Certes, les méthodes de PKP ont parfois porté leurs fruits, comme ses succès avec Vidéotron, mais qui dit que son possible retour à la barre ne bousculerait pas les pratiques et les stratégies mises en place depuis son départ, il y a deux ans ?

Hier, lendemain de la démission de PKP, les investisseurs ont continué à imprégner au titre de Québecor une tendance différente de celle du secteur des télécommunications. Les actions de Québecor ont reculé de 2,5 %, à 32,98 $, contre une baisse de seulement 0,5 % pour l'indice des télécommunications.

Certains font valoir que les investisseurs ont une aversion pour le risque, quel qu'il soit, et que leur réaction en Bourse traduit tout simplement la crainte d'un changement possible à la direction, sans égards au gestionnaire PKP à proprement parler.

Bien possible. N'empêche, les investisseurs ont parfois une réaction diamétralement opposée à la venue d'un nouveau gestionnaire. Rappelez-vous comment ont été accueillies les rumeurs entourant l'embauche de Hunter Harrisson au Canadien Pacifique, à l'automne 2011, ce gestionnaire-vedette qui avait fait des miracles avec le Canadien National. En quelques semaines, le titre du CP est passé de 48 $ à 63 $, un bond de plus de 30 %.

Vous me direz, avec raison, que la situation est différente chez Québecor, que l'entreprise est entre bonnes mains et qu'elle ne bat pas de l'aile comme le CP à l'époque. Vous me direz que le titre subit peut-être les contrecoups de revoir possiblement à sa tête un homme qui a milité pour l'indépendance du Québec et pris position sur divers sujets sociaux. N'empêche, la baisse du titre soulève des questions sur la perception qu'ont les investisseurs quant aux habiletés de gestion de PKP.

LE MANDAT SANS DROIT DE REGARD

À propos, avec son changement de statut, combien de temps faudra-t-il à Pierre Karl Péladeau pour retrouver le même droit de contrôle sur son entreprise ? Est-il soumis à une certaine période de transition ? Pas du tout.

Lors de son entrée en politique, PKP avait quitté le conseil de Québecor et entamé un processus pour donner à trois indépendants le mandat de gérer son entreprise, sans droit de regard. Or, l'un des mandataires, Claude Béland, me confirme que le mandat n'est pas encore en vigueur.
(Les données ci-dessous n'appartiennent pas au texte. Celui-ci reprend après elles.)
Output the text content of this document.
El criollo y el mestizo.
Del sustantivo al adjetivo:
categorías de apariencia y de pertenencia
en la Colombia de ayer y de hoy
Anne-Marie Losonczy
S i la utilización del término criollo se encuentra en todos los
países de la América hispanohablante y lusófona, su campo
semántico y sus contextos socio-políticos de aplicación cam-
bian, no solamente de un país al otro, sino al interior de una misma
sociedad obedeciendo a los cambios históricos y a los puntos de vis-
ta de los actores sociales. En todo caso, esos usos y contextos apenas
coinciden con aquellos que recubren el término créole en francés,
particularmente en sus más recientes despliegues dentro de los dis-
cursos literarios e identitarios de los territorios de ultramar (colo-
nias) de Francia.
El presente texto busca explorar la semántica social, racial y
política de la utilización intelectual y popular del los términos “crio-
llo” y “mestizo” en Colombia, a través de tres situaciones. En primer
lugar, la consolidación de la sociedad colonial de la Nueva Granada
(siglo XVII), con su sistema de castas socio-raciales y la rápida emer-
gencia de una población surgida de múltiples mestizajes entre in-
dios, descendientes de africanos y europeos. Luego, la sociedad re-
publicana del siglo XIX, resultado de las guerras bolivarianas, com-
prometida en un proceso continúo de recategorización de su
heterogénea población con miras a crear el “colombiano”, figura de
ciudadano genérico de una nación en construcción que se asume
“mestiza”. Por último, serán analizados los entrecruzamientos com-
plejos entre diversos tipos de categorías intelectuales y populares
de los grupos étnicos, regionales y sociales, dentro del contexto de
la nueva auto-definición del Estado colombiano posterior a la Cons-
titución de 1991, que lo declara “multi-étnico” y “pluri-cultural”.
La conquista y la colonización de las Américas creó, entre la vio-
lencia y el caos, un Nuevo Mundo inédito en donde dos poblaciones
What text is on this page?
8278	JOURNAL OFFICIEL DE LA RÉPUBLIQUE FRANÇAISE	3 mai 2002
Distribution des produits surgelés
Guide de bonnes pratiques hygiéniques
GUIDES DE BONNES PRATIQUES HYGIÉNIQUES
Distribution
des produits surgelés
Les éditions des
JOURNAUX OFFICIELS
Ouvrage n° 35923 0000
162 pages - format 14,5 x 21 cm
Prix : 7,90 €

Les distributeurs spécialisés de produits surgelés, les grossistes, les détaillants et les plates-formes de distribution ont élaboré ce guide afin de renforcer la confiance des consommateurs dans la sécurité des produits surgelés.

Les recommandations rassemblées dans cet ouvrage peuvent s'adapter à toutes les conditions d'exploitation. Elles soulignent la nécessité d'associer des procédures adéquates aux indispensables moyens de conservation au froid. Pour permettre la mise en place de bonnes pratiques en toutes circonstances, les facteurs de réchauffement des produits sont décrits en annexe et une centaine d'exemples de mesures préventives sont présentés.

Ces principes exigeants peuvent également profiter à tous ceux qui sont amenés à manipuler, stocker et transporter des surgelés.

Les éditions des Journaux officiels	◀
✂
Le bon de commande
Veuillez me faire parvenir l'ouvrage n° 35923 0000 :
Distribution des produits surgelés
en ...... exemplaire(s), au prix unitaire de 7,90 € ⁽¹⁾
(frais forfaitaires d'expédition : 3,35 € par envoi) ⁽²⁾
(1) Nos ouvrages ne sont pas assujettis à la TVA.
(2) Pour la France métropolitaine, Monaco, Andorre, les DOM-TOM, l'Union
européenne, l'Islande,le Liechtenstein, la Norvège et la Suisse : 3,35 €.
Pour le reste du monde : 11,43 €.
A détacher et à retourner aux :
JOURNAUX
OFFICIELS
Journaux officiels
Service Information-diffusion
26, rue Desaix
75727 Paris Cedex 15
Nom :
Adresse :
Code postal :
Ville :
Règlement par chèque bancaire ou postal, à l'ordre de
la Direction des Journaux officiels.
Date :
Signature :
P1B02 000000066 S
Les trois personnes nommées travaillaient dans l'éventualité où l'homme d'affaires deviendrait premier ministre du Québec. « Nous avons eu trois réunions entre les mandataires, pas plus que ça », dit-il.

Vérification faite, PKP a exercé ses droits de vote à la dernière assemblée des actionnaires, en mai 2015. Et tout indique qu'il le fera pour nommer les administrateurs à la prochaine assemblée, le 12 mai.